03

334 68 59
                                    

Elsa mencengkeram erat-erat jaket yang dikenakan Farel malam itu. Udara dingin begitu terasa walaupun ia sudah mengenakkan jaket kebesaran milik Farel.  Saat itu Elsa sedang berada di boncengan Farel, tetangga sekaligus kakak kelasnya itu sudah mau berbaik hati menghibur Elsa malam itu. Entahlah, Elsa tak tau akan dibawa kemana oleh Farel dengan sepeda kesayangan cowok itu, kemana pun itu asalkan pergi jauh dari rumah itu adalah hal yang bagus menurut Elsa.

"Apa kak Farel gak capek harus ngayuh sepeda tiap hari?" Elsa berusaha memecah keheningan.

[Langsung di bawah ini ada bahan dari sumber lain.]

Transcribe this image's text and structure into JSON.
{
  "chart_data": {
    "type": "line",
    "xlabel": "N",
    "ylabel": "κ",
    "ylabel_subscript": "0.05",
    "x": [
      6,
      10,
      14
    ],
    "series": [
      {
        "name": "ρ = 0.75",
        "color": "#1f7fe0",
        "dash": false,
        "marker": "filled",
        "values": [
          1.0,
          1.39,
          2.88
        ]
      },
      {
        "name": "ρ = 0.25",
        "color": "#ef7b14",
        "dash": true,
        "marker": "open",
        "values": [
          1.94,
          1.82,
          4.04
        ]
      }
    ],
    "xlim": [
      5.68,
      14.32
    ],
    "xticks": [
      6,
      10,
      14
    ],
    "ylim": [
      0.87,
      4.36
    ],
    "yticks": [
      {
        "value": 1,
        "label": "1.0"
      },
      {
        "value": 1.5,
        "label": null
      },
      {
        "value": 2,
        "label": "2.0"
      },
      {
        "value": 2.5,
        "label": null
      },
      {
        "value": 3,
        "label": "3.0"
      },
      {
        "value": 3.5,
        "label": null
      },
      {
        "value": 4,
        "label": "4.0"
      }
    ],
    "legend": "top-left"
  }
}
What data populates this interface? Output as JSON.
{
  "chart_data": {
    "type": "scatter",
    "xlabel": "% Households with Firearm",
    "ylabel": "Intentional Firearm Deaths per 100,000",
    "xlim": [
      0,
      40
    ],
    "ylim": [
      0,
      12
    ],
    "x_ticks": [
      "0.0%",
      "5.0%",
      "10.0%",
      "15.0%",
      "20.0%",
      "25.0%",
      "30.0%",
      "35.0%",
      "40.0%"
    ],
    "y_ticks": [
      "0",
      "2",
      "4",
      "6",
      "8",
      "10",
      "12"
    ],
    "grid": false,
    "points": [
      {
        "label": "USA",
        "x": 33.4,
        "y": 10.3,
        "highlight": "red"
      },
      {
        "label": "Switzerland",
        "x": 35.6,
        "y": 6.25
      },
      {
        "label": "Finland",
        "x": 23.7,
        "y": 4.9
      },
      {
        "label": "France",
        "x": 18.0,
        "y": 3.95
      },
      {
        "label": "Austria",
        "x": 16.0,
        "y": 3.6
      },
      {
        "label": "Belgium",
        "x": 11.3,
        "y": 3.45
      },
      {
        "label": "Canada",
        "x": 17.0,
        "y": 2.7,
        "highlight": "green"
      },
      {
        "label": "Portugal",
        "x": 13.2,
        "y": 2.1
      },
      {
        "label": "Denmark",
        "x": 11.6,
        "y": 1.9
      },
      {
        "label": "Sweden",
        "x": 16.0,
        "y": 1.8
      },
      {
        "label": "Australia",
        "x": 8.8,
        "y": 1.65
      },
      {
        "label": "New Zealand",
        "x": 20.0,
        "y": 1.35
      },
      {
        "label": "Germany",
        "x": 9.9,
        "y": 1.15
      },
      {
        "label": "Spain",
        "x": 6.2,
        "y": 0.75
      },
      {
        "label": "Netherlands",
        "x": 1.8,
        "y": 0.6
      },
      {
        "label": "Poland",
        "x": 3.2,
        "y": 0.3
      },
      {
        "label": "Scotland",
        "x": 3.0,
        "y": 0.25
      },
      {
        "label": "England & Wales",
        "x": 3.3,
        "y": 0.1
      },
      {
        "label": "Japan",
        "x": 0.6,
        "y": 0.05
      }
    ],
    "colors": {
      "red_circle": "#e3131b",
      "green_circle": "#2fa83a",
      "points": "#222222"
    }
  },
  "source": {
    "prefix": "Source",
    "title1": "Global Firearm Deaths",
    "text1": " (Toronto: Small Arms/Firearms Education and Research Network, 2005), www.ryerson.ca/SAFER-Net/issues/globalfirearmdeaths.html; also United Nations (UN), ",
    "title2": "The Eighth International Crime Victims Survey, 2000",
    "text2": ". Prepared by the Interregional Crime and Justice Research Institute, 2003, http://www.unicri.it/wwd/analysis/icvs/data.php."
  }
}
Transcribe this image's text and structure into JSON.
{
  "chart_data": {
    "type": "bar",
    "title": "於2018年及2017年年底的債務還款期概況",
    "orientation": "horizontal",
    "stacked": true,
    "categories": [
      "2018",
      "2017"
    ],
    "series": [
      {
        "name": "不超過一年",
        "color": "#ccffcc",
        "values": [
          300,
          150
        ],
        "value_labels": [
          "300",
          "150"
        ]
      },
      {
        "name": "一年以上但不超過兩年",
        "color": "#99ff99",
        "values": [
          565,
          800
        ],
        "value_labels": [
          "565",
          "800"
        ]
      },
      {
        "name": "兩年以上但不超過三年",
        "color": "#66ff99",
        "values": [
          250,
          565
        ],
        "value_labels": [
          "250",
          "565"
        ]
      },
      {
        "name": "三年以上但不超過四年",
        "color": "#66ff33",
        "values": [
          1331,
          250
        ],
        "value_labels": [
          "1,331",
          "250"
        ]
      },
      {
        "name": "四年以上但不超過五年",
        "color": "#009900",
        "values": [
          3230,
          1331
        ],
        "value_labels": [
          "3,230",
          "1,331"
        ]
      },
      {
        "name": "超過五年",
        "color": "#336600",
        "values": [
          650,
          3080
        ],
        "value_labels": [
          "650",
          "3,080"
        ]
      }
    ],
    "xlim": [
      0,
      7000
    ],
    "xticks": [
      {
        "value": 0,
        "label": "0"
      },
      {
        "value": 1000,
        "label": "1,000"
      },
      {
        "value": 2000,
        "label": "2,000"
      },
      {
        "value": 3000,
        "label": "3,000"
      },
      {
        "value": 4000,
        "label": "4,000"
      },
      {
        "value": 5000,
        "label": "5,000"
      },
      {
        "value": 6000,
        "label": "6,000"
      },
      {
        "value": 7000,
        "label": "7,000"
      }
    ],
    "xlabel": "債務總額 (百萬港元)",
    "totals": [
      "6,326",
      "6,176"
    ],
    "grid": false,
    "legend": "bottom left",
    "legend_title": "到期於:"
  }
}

Hal yang tak diduga tiba-tiba terjadi, dengan santainya Farel menoleh ke belakang dengan kedua kaki yang masih mengayuh pedal sepeda.

"Gue kan kuat."

Persis kalimat Farel sampai di ujung, sepeda yang sedang Elsa naiki limbung sesaat sebelum kemudian dirinya terjatuh menghantam aspal jalanan yang keras. Sakit, tentu saja itu yang dirasakan sekujur tubuhnya. Elsa meringis pelan, malam ini tak hanya hatinya saja yang terluka karena anggota tubuhnya pun juga ikut terluka akibat terjatuh dari sepeda.

Niatnya ingin menghibur diri, namun sepertinya malam ini semesta memang benar-benar tak menginginkan Elsa bahagia.

"Eh lo gapapa?"

Elsa berdiri dengan bantuan Farel, ia mengangguk sebagai jawaban pertanda bahwa ia tak apa-apa meskipun sesekali ia masih meringis kesakitan.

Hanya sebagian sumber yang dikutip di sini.